MR studies of the training cohort were performed on one of three 3-T MR scanners (Achieva, Philips, Best, the Netherlands; Ingenia, Philips; Discovery MR750, GE, Milwaukee, WI) with an eight-channel sensitivity-encoding head coil. Achieva, Ingenia and Discovery MR750 were used for 74, 32 and 3 patients with glioblastoma, and 31, 15 and 11 patients with metastasis, respectively. MR scans of the external validation cohort were performed on a 3-T MR scanner (Achieva; Philips) with an eight-channel sensitivity-encoding head coil. Imaging protocols in both institutions included the following sequences: T2WI, T1WI, FLAIR imaging, and CE-T1WI. Detailed imaging parameters used in the two institutions are summarized in Supplementary Table S6.

Image processing and radiomic feature extraction

The overall study pipeline is shown in Fig. 2. Tumor segmentation was performed on (a) CE lesions (defined as enhancing areas on CE-T1WI) and (b) PT lesions (defined as non-enhancing T2 hyperintense areas excluding contrast-enhancing or necrotic portions).

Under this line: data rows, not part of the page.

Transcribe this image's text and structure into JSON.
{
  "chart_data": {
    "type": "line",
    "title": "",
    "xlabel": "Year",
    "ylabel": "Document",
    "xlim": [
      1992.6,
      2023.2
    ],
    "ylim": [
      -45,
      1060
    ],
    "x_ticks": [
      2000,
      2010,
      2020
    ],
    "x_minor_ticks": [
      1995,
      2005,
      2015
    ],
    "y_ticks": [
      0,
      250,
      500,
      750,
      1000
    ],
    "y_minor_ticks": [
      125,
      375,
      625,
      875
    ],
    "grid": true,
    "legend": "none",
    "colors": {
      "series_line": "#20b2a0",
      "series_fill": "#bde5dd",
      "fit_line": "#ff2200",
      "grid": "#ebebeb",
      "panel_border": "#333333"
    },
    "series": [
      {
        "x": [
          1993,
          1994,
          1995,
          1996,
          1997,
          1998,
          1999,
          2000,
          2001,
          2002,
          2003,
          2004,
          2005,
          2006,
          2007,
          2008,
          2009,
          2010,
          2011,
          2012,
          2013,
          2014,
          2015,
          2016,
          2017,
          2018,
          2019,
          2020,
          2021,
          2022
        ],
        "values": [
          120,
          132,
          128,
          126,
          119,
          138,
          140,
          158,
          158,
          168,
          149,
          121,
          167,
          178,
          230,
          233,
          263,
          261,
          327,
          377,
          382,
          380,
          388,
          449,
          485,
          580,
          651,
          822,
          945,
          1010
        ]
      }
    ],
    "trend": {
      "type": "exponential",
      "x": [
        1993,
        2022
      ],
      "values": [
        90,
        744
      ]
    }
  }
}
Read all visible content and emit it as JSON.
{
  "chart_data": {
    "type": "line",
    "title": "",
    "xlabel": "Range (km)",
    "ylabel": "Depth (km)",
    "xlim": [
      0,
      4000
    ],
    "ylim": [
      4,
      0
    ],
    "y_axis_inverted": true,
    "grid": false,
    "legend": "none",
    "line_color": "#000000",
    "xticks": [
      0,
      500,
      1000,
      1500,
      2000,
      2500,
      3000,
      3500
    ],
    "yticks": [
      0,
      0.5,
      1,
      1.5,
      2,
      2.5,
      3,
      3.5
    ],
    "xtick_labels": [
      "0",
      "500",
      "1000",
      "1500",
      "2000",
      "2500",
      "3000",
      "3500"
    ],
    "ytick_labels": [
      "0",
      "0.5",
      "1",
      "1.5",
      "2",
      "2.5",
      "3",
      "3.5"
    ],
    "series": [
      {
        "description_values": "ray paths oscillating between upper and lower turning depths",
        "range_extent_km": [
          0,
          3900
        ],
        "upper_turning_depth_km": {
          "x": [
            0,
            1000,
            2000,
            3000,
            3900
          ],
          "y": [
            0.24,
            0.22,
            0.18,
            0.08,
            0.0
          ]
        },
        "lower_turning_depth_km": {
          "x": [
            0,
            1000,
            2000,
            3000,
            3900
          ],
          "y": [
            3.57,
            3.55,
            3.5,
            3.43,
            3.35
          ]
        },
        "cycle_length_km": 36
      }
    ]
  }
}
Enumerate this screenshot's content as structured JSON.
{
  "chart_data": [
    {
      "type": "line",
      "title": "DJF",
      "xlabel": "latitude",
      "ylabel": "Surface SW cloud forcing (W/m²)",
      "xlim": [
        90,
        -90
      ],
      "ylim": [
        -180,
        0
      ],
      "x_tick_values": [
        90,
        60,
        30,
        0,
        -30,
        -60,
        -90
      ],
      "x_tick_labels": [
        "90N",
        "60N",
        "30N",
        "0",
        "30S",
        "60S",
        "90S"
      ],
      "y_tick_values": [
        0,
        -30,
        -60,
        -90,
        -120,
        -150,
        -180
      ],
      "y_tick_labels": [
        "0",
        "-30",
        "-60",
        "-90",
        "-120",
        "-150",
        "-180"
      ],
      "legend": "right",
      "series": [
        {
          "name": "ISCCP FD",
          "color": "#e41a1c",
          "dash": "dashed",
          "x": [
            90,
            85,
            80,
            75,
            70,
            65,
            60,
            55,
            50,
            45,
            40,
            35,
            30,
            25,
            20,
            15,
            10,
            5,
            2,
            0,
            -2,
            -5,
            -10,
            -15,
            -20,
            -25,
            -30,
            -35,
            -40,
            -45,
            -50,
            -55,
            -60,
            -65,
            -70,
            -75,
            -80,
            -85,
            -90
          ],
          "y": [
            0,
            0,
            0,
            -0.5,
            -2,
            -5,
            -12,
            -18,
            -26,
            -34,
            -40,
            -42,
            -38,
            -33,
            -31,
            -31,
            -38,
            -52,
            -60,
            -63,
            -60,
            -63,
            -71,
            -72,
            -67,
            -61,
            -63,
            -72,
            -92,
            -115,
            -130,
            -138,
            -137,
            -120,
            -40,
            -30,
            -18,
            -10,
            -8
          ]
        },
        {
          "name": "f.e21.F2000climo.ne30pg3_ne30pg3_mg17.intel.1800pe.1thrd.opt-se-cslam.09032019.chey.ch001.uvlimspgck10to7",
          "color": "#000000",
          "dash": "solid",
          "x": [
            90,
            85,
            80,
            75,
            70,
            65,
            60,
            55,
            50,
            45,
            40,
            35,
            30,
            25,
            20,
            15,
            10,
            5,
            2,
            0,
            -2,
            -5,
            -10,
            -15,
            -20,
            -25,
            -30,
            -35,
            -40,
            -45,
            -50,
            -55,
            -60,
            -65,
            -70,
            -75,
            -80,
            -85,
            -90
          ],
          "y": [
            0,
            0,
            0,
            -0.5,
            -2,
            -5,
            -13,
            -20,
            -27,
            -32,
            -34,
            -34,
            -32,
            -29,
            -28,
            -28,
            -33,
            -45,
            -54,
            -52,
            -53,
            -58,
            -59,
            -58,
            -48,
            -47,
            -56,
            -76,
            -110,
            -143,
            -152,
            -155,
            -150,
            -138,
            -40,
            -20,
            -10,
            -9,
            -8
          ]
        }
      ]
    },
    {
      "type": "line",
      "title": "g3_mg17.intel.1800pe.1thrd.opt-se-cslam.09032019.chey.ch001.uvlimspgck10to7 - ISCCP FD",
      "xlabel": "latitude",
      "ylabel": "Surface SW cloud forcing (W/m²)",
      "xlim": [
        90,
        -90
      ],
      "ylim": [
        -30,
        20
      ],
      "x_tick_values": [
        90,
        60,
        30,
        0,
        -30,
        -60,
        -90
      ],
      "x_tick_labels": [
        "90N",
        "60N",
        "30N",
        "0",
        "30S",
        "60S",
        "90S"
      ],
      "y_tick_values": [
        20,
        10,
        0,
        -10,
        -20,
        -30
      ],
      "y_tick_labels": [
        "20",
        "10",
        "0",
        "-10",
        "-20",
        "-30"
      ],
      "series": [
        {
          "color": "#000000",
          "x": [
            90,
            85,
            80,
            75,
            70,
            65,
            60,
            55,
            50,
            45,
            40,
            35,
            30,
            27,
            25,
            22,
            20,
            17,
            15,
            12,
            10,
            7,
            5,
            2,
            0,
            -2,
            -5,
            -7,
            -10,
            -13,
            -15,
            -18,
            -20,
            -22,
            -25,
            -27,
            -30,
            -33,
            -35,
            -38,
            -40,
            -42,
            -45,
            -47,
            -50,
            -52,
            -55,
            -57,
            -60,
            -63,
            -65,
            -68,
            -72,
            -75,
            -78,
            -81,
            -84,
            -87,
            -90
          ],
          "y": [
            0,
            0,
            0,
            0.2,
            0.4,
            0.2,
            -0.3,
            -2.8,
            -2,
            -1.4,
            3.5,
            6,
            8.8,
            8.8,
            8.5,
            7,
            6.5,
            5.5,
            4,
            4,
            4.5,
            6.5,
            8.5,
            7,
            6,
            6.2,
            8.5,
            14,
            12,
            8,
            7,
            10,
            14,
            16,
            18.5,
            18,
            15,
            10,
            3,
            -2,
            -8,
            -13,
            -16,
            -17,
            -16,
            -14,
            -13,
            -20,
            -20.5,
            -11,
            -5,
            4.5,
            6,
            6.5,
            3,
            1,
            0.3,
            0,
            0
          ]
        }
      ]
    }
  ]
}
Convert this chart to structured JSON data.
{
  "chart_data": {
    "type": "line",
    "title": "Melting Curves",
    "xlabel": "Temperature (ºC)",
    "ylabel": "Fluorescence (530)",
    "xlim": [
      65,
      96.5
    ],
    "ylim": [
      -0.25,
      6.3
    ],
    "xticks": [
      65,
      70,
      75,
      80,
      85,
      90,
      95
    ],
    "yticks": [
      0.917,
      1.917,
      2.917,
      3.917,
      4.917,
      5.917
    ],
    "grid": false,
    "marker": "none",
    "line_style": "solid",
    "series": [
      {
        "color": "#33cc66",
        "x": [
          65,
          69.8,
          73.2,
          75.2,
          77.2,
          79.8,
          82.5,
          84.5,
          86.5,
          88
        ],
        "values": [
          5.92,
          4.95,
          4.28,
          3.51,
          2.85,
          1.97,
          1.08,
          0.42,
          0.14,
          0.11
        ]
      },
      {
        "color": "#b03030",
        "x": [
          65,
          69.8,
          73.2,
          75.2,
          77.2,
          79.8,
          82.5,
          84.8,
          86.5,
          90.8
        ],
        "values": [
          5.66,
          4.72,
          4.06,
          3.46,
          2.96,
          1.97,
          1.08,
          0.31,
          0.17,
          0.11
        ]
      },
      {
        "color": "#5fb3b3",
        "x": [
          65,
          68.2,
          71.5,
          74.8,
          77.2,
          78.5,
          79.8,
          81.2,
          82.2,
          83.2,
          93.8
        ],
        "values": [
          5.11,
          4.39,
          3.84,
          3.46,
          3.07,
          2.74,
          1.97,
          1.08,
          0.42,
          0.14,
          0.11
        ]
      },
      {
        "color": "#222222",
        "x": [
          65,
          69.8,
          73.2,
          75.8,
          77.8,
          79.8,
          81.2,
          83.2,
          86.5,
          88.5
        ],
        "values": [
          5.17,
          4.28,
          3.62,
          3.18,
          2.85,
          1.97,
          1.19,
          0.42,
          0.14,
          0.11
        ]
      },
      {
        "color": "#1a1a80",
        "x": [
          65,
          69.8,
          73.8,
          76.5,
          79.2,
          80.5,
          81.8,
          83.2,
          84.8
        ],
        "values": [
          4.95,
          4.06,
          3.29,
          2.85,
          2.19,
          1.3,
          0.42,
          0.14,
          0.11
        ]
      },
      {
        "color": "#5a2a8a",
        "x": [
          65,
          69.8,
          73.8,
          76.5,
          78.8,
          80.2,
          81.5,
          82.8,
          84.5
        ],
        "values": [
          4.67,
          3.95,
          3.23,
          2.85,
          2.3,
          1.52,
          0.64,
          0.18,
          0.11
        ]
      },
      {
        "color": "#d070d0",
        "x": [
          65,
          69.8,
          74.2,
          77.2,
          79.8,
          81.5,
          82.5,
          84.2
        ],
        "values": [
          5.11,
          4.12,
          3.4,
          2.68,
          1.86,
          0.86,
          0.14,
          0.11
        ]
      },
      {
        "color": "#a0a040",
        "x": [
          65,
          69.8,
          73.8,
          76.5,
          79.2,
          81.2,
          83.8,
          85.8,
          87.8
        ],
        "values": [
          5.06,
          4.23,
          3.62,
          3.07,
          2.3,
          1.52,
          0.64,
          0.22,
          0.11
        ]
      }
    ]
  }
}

Two regions-of-interest (ROIs) were drawn by semiautomated methods, including signal intensity thresholding, region growing, and edge detection with the Medical Image Processing, Analysis, and Visualization software package, Version 8.0 (National Institutes of Health; https://mipav.cit.nih.gov). ROIs were drawn by a neuroradiologist (S.B., with 3 years of experience in neuro-oncological imaging) and confirmed by another neuroradiologist (S.S.A., with 10 years of experience). Disagreements were resolved by discussion to consensus. Radiologists were blinded to the patients’ diagnosis.

3D CE-T1WI and T2WI were resampled into a uniform voxel size of 1 × 1 × 1 mm³ across all patients. 3D CE-T1WI were registered to T2WI. N4 bias-correction was performed to remove low-frequency intensity non-uniformity from images, using Advanced Normalization Tools (https://stnava.github.io/ANTs), and signal intensity was normalized by using the WhiteStripe R package⁴⁰.

Radiomic features were extracted using Pyradiomics 2.1.0 (https://www.radiomics.io/pyradiomics.html). Eighteen first-order features and 61 texture features were extracted using each of the following: CE mask on CE-T1WI, CE mask on T2WI, and PT mask on T2WI. Fourteen shape features were extracted using each of the CE mask and PT mask. Thus, in total, 265 radiomic features were extracted. First-order features represent the distribution of gray values within an image, which are calculated from the histogram of voxel intensities. Shape features compute the three-dimensional size and shape of the ROI. Texture features describe relationships between neighboring voxels with similar or dissimilar values. We used 24 Gy level co-occurrence matrix, 16 Gy level run length matrix, 16 Gy level size zone matrix, and five neighboring gray tone difference matrix features for texture features. The details of the radiomic features are described elsewhere (https://www.radiomics.io/pyradiomics.html).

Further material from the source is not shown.